Dreyfus Davası ve Entelektüel: Dünü Bugünü
Tarihine bakarsak, Gomperz “İsa’dan önce beşinci asır” diyor. Helenlerin sosyal hayatında yeni bir insan belirmişti. Oyunları izleme için Olempi’ye veya başka bir siteye koşan kalabalığın önünde sofistler vardı. Mor bir kaftan giymiş ozanlar gibi, ama eski destanları değil, kendi yazdığı nutukları okuyorlardı.
Kari Vorlander; “Sofistlerin hizmeti, devirlerinin ilmi belgelerini halkın anlayacağı bir tarza koymak, malumatı yaymak, herkesi tenvir eylemek olmuştur. Sofistler, hem ahlak, hem de düşünce alanında birer devrimciydiler.” Ortaçağla birlikte Antik Yunan’ın tüm kurum ve kuruluşları uzun, ölümcül bir uykuya daldılar, tarih sahnesine yeni devrimci bir sınıf olan burjuvazi çıkana kadar.
İntelijansiyanın oluşumu çağdaş Avrupa’da Fransız Devrimi ile başlar. Yeni doğan bu sınıf için hür düşünme eğilimi lüks değil, hayati bir ihtiyaç halini almıştı. Ortaçağın dar yapısı içinde sıkışıp kalan burjuvazi, hayat sahasını fethetmek zorundaydı. Feodalitenin totem ve tabuları, hür düşüncenin dinamitiyle artırılmadıkça böyle bir fetih gerçekleşemezdi. Çağımızın ilk entelektüelleri ansiklopedistlerdir.
Voltaire, Goethe ve diğer ansiklopedistler tarih sahnesine birer put kırıcı olarak çıkarlar. Goethe, Rönesans’ın son dâhisidir, doğrudan doğruya Lenardo’nun çocuğu. Voltaire ile beraber feodal değerlerin topyekûn tahribi başlar. Burada amaç elbette mevcut değerleri, hiyerarşiyi yıkmak ve yeni bir değerler dünyası kurmaktır.

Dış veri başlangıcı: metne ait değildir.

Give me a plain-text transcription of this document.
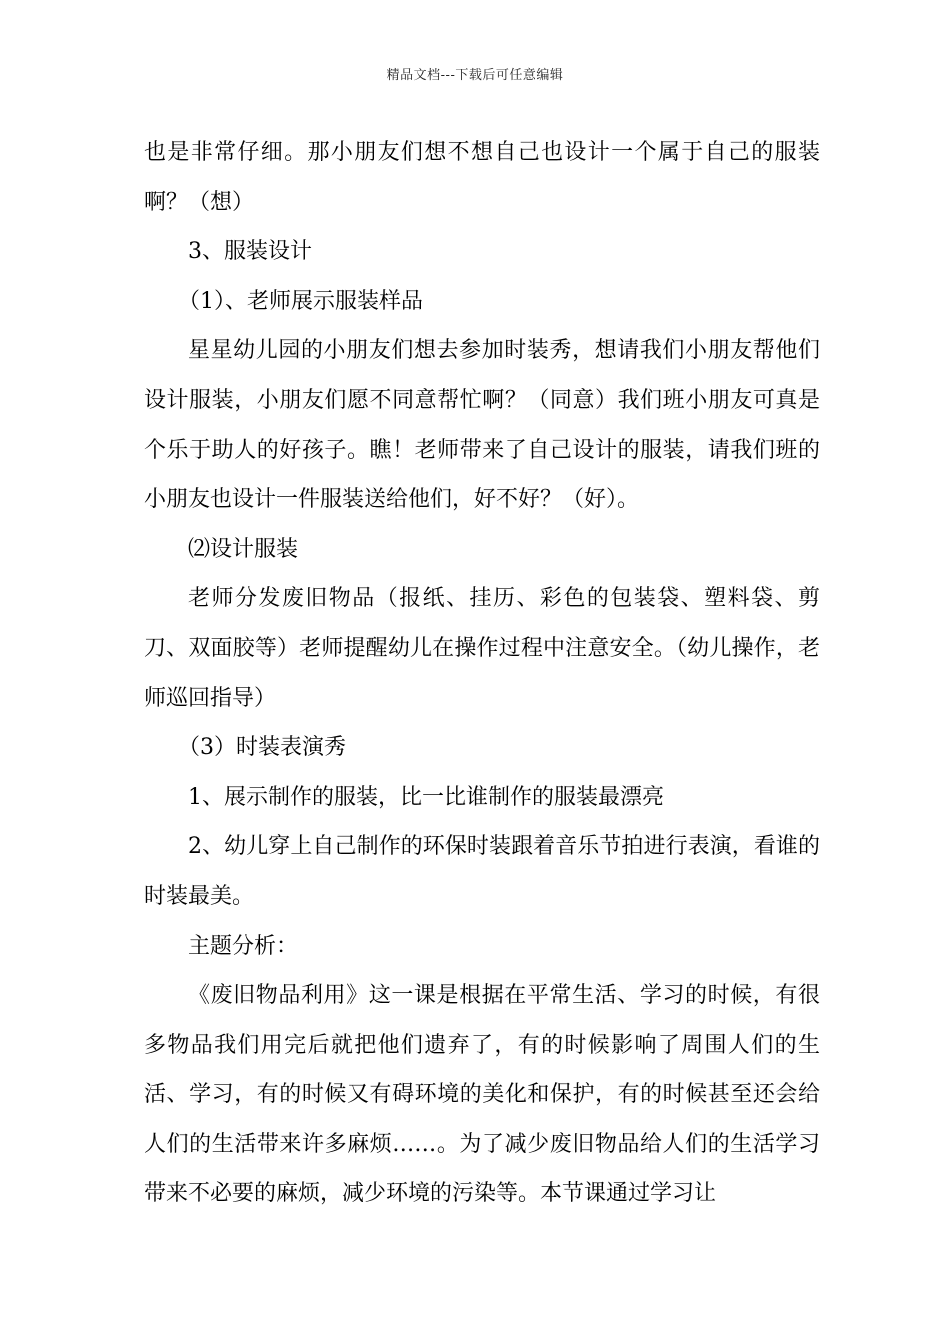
精品文档---下载后可任意编辑

也是非常仔细。那小朋友们想不想自己也设计一个属于自己的服装啊？（想）

3、服装设计

（1）、老师展示服装样品

星星幼儿园的小朋友们想去参加时装秀，想请我们小朋友帮他们设计服装，小朋友们愿不同意帮忙啊？（同意）我们班小朋友可真是个乐于助人的好孩子。瞧！老师带来了自己设计的服装，请我们班的小朋友也设计一件服装送给他们，好不好？（好）。

⑵设计服装

老师分发废旧物品（报纸、挂历、彩色的包装袋、塑料袋、剪刀、双面胶等）老师提醒幼儿在操作过程中注意安全。（幼儿操作，老师巡回指导）

（3）时装表演秀

1、展示制作的服装，比一比谁制作的服装最漂亮

2、幼儿穿上自己制作的环保时装跟着音乐节拍进行表演，看谁的时装最美。

主题分析：

《废旧物品利用》这一课是根据在平常生活、学习的时候，有很多物品我们用完后就把他们遗弃了，有的时候影响了周围人们的生活、学习，有的时候又有碍环境的美化和保护，有的时候甚至还会给人们的生活带来许多麻烦……。为了减少废旧物品给人们的生活学习带来不必要的麻烦，减少环境的污染等。本节课通过学习让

Sartre’ı dinlersek; “Şuurlanan burjuvazinin yeni bir ideolojiye ihtiyacı vardır. Bu dünya görüşünü rahipler değil, pratik bilgi uzmanları kuracaktır. Kanun adamları (Montesquieu), edebiyatçılar (Voltaire, Diderot, Rousseau), matematikçiler (d’Alembert), bir vergi mültezimi (Helvetius), hekimler vs. rahibin yerine geçecek ve filozof adını benimseyeceklerdir; filozof yani bilgelik dostu. Filozoflar hürriyet ve serbest araştırma hakkı isterler. Bu, düşüncenin bağımsızlığını istemektir, uygulamalı çalışmalar başka türlü yapılamaz. Filozoflar da bugünkü entelektüeller gibi, bir ideoloji kurucusudur; mekanik ve analitik ilimciliğe dayanan bir ideolojiyi eritmek ve yıkmaktı. Otorite prensibinin reddi, serbest ticareti güçleştiren engellerin yok edilmesi, ilmi kanunların dünyaca geçerliliği, feodal ayrıcılık ve ayrımcılıklara karşı insanın cihanşümul değeri ve sonunda burjuva hümanizmini bayraklaştıran formül: Her insan burjuvadır, her burjuva insandır. XVIII. asır, aydınların altın çağıdır. Burjuvazinin kucağından doğan, terbiye edilen, yetiştirilen filozoflar onunla tam bir anlaşma halindedir.” (Jean-Paul Sartre, Plaidoyer pour les intellectuels, Paris: Gallimard, l972, s.l8.)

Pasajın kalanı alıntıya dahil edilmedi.